A light-heavyweight who moves about a boxing ring with the deft grace of a ballerina but throws sledgehammer punches, Maldonado appears to have the boxing world’s equivalent of the Midas touch – nearly everything he has attempted has turned golden.

The reason could stem from what his parents ingrained into his psyche since early childhood, when he was growing up in Guadalajara, Mexico.

“My folks repeatedly told me that if you are going to do something, never do it halfway. Always give it everything you’ve got,” said Maldonado, whose amateur record is 38-7.

“That is what I like most about boxing, you almost always get out of it what you put into it,” Maldonado said. “It is simply mind over matter. You push yourself to what feels like your limit and then you go a little beyond that.

“I can’t wait to go pro, because I am going to be getting paid for doing something I am good at and I love to do,” he said. “What could be better than that?”

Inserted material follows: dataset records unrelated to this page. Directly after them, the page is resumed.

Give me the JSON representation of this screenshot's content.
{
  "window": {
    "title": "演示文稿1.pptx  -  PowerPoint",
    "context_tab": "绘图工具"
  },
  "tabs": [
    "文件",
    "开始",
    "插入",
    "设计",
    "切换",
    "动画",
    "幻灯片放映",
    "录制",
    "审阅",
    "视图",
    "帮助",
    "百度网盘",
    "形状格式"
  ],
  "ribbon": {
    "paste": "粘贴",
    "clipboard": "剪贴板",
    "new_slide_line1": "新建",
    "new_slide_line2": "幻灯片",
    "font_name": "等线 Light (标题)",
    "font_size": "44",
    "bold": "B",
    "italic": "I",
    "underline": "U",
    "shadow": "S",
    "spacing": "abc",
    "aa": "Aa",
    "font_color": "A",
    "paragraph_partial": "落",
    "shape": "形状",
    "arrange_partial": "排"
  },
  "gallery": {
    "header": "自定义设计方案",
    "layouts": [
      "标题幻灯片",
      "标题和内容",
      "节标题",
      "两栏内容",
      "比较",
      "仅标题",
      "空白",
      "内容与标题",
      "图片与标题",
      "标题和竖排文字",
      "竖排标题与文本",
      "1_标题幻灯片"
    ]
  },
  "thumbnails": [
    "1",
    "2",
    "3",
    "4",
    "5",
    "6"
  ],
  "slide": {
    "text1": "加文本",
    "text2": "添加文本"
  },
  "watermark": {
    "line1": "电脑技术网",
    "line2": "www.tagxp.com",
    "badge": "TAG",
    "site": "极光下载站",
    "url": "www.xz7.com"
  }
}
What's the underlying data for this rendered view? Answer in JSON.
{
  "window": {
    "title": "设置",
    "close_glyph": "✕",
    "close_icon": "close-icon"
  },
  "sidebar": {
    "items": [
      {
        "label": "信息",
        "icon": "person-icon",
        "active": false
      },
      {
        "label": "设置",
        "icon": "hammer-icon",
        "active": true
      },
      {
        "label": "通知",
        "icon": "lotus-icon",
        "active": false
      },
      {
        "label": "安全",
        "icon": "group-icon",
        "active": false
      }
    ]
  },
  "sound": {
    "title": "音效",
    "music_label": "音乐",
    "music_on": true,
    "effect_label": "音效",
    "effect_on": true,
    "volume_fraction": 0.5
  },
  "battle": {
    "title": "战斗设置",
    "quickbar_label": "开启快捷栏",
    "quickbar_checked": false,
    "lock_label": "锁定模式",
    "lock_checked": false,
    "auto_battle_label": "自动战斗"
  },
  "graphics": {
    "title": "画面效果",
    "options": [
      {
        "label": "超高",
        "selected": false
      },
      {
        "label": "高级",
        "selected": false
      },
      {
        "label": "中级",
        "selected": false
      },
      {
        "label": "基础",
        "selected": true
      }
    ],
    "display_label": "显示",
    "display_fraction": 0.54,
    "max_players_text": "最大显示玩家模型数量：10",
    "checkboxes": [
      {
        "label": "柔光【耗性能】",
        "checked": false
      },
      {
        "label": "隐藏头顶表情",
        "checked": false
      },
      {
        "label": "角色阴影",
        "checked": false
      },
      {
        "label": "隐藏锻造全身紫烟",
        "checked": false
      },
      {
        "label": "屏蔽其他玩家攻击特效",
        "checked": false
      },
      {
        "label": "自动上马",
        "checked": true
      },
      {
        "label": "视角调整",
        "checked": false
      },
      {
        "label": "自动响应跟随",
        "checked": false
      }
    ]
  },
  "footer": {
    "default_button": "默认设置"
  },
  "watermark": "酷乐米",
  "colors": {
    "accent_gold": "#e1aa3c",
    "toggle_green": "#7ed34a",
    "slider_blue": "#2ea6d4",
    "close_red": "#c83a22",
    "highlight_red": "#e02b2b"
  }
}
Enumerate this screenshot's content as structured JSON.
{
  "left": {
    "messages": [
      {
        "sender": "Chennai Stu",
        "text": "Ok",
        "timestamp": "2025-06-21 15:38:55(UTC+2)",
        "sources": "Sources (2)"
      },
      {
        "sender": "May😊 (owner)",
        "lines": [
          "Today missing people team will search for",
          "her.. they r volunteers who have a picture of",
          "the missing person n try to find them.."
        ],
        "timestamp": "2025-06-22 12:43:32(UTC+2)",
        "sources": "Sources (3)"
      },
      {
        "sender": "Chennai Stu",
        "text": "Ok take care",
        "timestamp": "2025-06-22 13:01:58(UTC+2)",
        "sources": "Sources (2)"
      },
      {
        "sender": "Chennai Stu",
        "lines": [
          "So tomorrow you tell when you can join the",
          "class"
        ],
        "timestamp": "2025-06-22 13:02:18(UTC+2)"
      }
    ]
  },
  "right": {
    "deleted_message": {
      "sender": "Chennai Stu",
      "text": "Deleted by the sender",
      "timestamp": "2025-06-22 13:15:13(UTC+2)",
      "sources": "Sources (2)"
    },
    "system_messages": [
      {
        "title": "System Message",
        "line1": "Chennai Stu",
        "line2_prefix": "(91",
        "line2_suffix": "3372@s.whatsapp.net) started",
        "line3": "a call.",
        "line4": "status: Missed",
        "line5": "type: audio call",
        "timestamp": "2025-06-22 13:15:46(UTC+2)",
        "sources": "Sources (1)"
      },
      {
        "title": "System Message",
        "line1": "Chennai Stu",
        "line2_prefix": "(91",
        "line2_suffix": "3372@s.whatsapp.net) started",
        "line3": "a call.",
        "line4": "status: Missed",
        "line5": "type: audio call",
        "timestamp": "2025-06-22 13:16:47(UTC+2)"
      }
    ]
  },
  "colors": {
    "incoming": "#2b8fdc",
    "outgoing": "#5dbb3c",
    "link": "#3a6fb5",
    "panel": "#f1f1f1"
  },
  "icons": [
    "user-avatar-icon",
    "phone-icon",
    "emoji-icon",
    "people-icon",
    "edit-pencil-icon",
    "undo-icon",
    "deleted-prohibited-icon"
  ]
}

While supremely confident, Maldonado is not naive enough to think he can be king of the ring forever. So, he is learning a trade by working at Enumclaw Auto Rebuilders in addition to attending auto body classes at Green River Community College, where he earned “Student of the Year” accolades in 2011.

Maldonado was discovered by Buddy Hallowell, who was exercising at the Enumclaw Wellness Center, saw Maldonado working out and recognized his promise and desire.

“Right away I saw the eye of the tiger and heart of a lion in Memo,” said Hallowell. “Greg Haugen, who was then the manager of the Boxing Barn on the Muckleshoot Indian Nation, saw him and he liked his spirit as well.”

Flip the calendar ahead seven years to the present time and Maldonado is being trained by the tough and burly Chissie Spencer, who is currently handling two of the best boxers in the region – Maldonado and his sparring partner Jorge Villa, who is just a bit heavier at 178 pounds and gives his pugilistic pal all he wants and more.

Spencer said the best weapons in Maldonado’s impressive arsenal are not only his devastating body punches, but also stunning jabs that bring bouts to an end once an opponent drops his hands.

“You can shake off head shots because amateurs wear cushioned helmets to avert serious injury,” Maldonado said. “But you can’t shake off blows to an exposed midsection. Those tend to get your opponent’s attention and leave a lasting impression.”

Maldonado can be poetry in motion as he bobs and weaves with an internal rhythm as smooth as spun silk. As he has learned boxing technique and honed his skills under the watchful Spencer, Maldonado has become an athletic artist, displaying his flashing, flickering glove arrangements in the boxing ring.